GHG Protocol - updates to the suite of corporate standards
Last month, the GHG Protocol provided a summary of consultation feedback on its carbon accounting standards.
This includes the Corporate Standard for scope 1 and 2, the Corporate Value Chain (Scope 3) Standard, and accompanying guidance. The consultation will inform updates to the standards planned for 2025.
The feedback is not a scope of work but does provide a sense of state of play. The GHG Protocol doesn't expect to radically overhaul its standards. Instead, it is likely to provide more clarity and guidance on a range of topics. Yet, as those familiar with carbon accounting know, the devil is in the detail. And potentially important details could change just as companies will be starting to report on their emissions under new climate disclosure standards.
A key theme of the feedback is a call for greater consistency and comparability, which would limit the optionality and flexibility currently in the standards. Suggestions include consolidating organisational boundaries, making scope 3 mandatory, and being more prescriptive about choice of base years and selection of emissions factors. Feedback responses also suggest limiting the role of spend based estimates for scope 3.

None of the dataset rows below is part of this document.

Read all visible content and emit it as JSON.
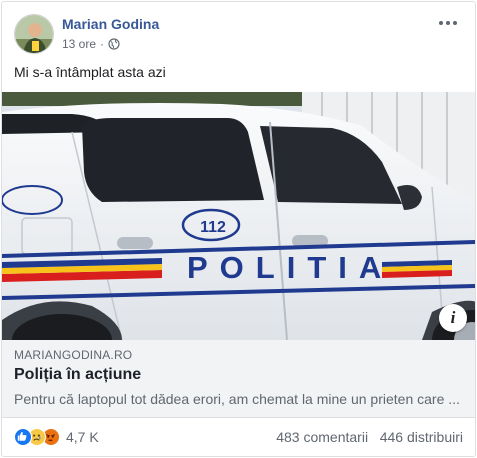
{
  "post": {
    "author": "Marian Godina",
    "time": "13 ore",
    "privacy_icon": "globe-icon",
    "text": "Mi s-a întâmplat asta azi"
  },
  "photo": {
    "car_lettering": "POLITIA",
    "emergency_number": "112",
    "info_icon": "i"
  },
  "link": {
    "domain": "MARIANGODINA.RO",
    "title": "Poliția în acțiune",
    "description": "Pentru că laptopul tot dădea erori, am chemat la mine un prieten care ..."
  },
  "footer": {
    "reactions": [
      "like-icon",
      "sad-icon",
      "angry-icon"
    ],
    "reaction_count": "4,7 K",
    "comments": "483 comentarii",
    "shares": "446 distribuiri"
  },
  "colors": {
    "author_link": "#385898",
    "car_blue": "#1f3a8f",
    "flag_red": "#d91e1e",
    "flag_yellow": "#f7c31b"
  }
}
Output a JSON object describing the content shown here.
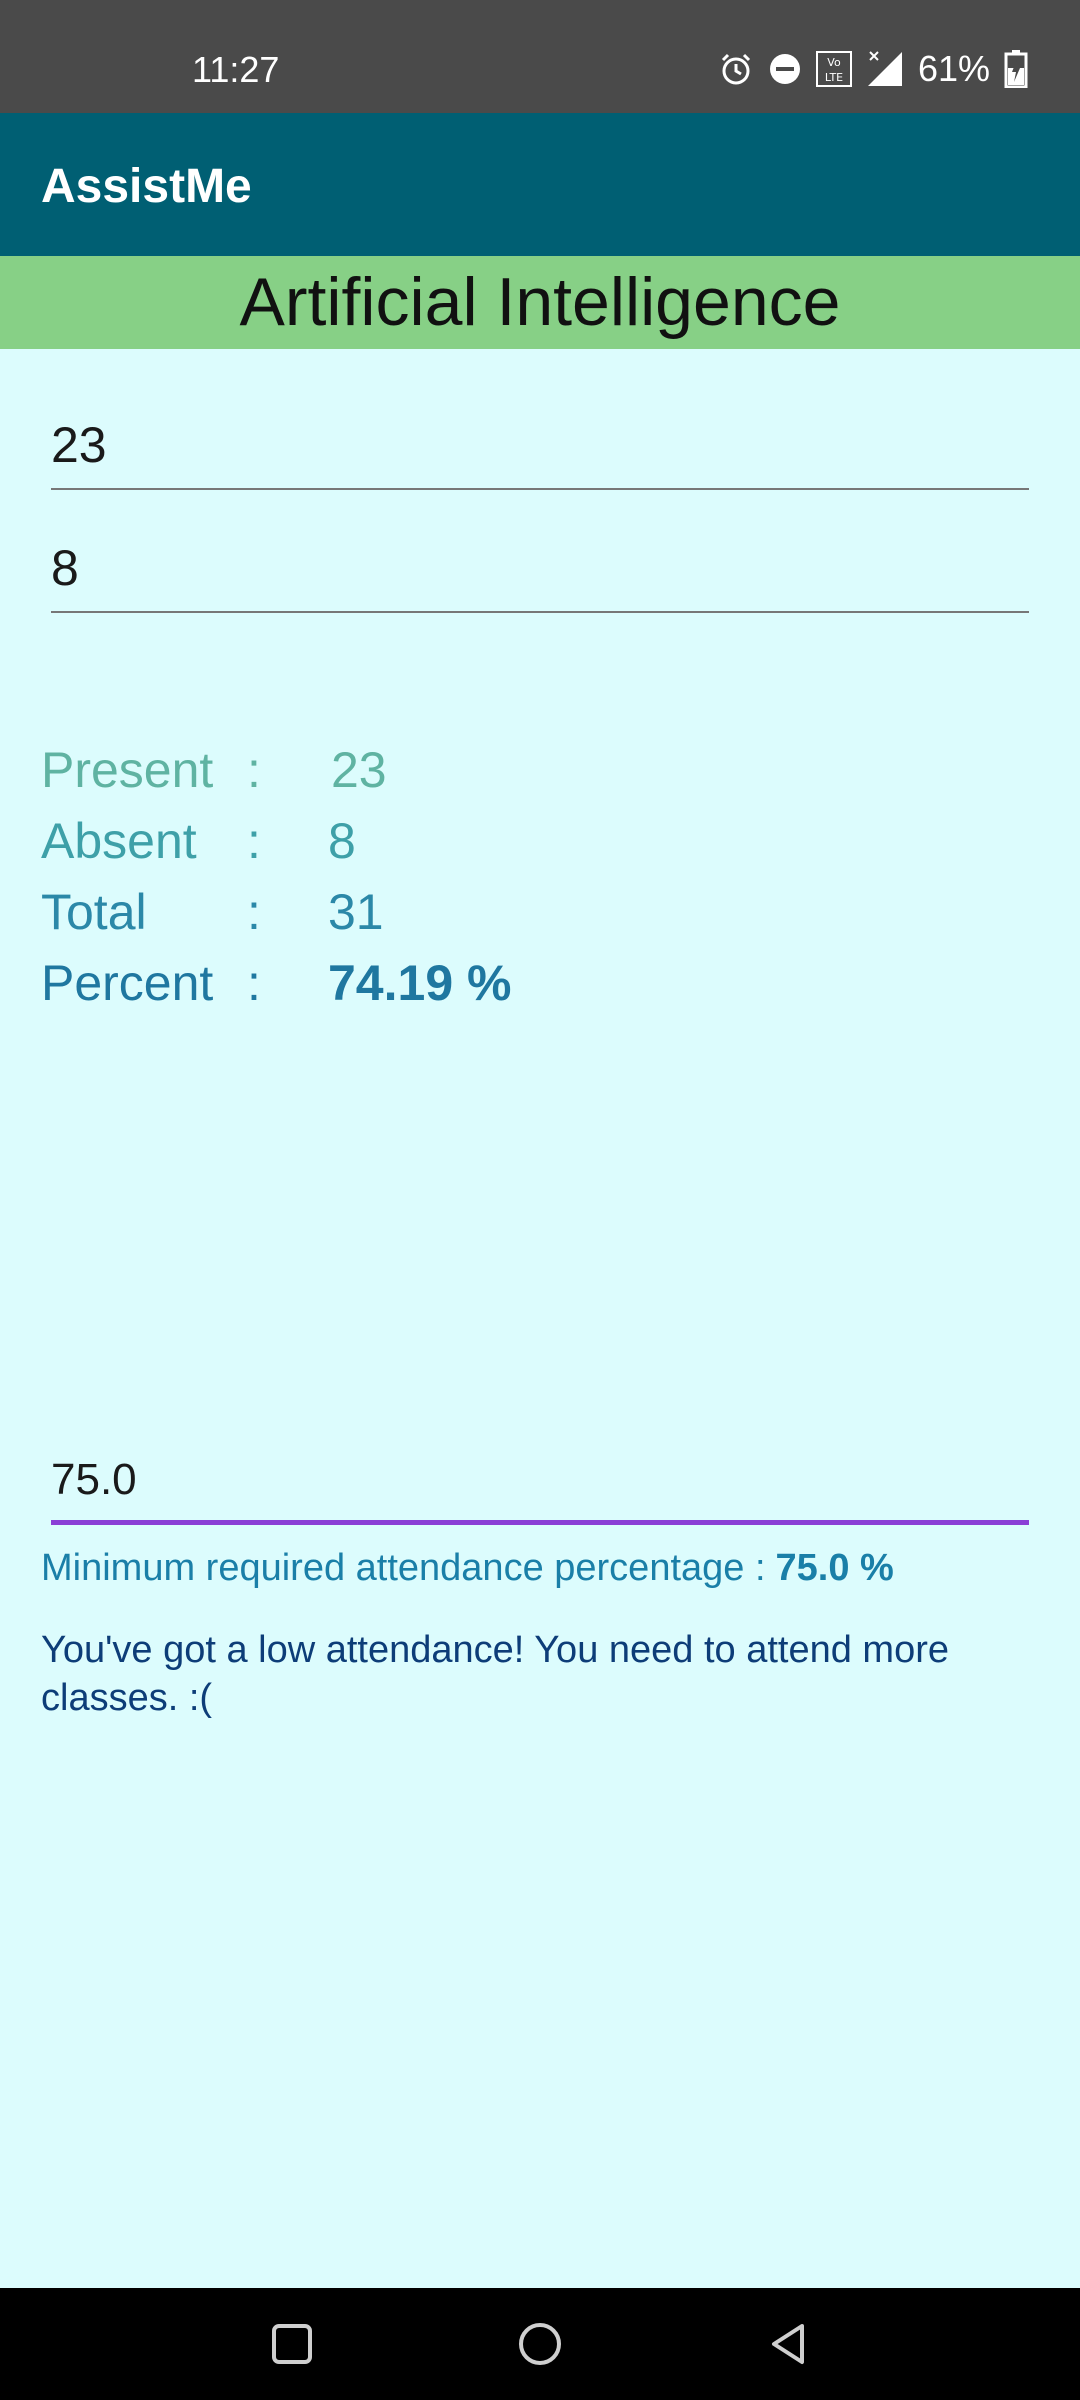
{
  "status_bar": {
    "time": "11:27",
    "battery": "61%",
    "icons": [
      "alarm-icon",
      "do-not-disturb-icon",
      "volte-icon",
      "signal-icon",
      "battery-charging-icon"
    ]
  },
  "app_bar": {
    "title": "AssistMe"
  },
  "subject": {
    "title": "Artificial Intelligence"
  },
  "inputs": {
    "present_value": "23",
    "absent_value": "8",
    "min_required_value": "75.0"
  },
  "stats": {
    "present_label": "Present",
    "present_value": "23",
    "absent_label": "Absent",
    "absent_value": "8",
    "total_label": "Total",
    "total_value": "31",
    "percent_label": "Percent",
    "percent_value": "74.19 %",
    "colon": ":"
  },
  "minimum": {
    "label": "Minimum required attendance percentage :",
    "value": "75.0 %"
  },
  "message": "You've got a low attendance! You need to attend more classes. :(",
  "nav": [
    "recents-button",
    "home-button",
    "back-button"
  ]
}
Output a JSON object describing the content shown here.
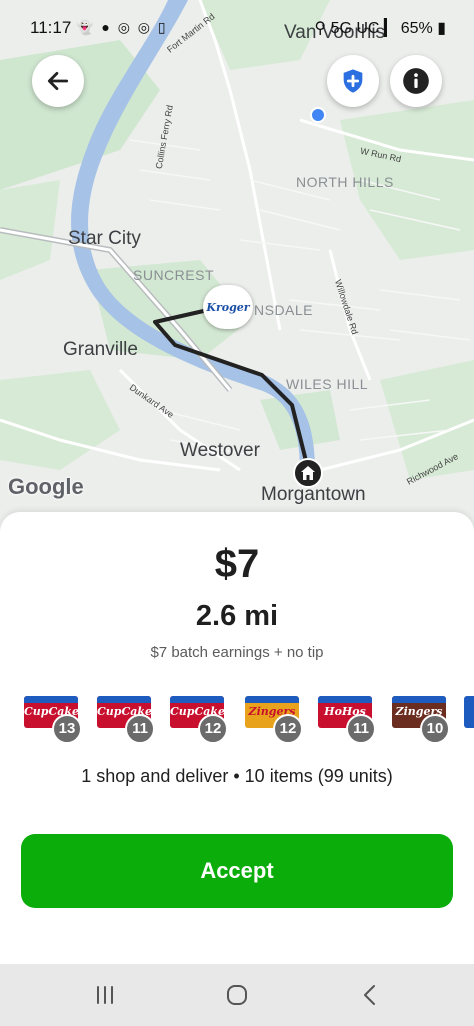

Our take: Like other organisations involved in shaping climate governance, the GHG Protocol has been thrust into the spotlight by the mainstreaming of carbon accounting. Its standards are embedded in all climate disclosure requirements, raising both the stakes and scrutiny of GHG Protocol decisions. Meanwhile the organisation itself is playing catch up - ramping up from a staff of three to thirty within two years, while trying to implement more professional governance structures. A tall order.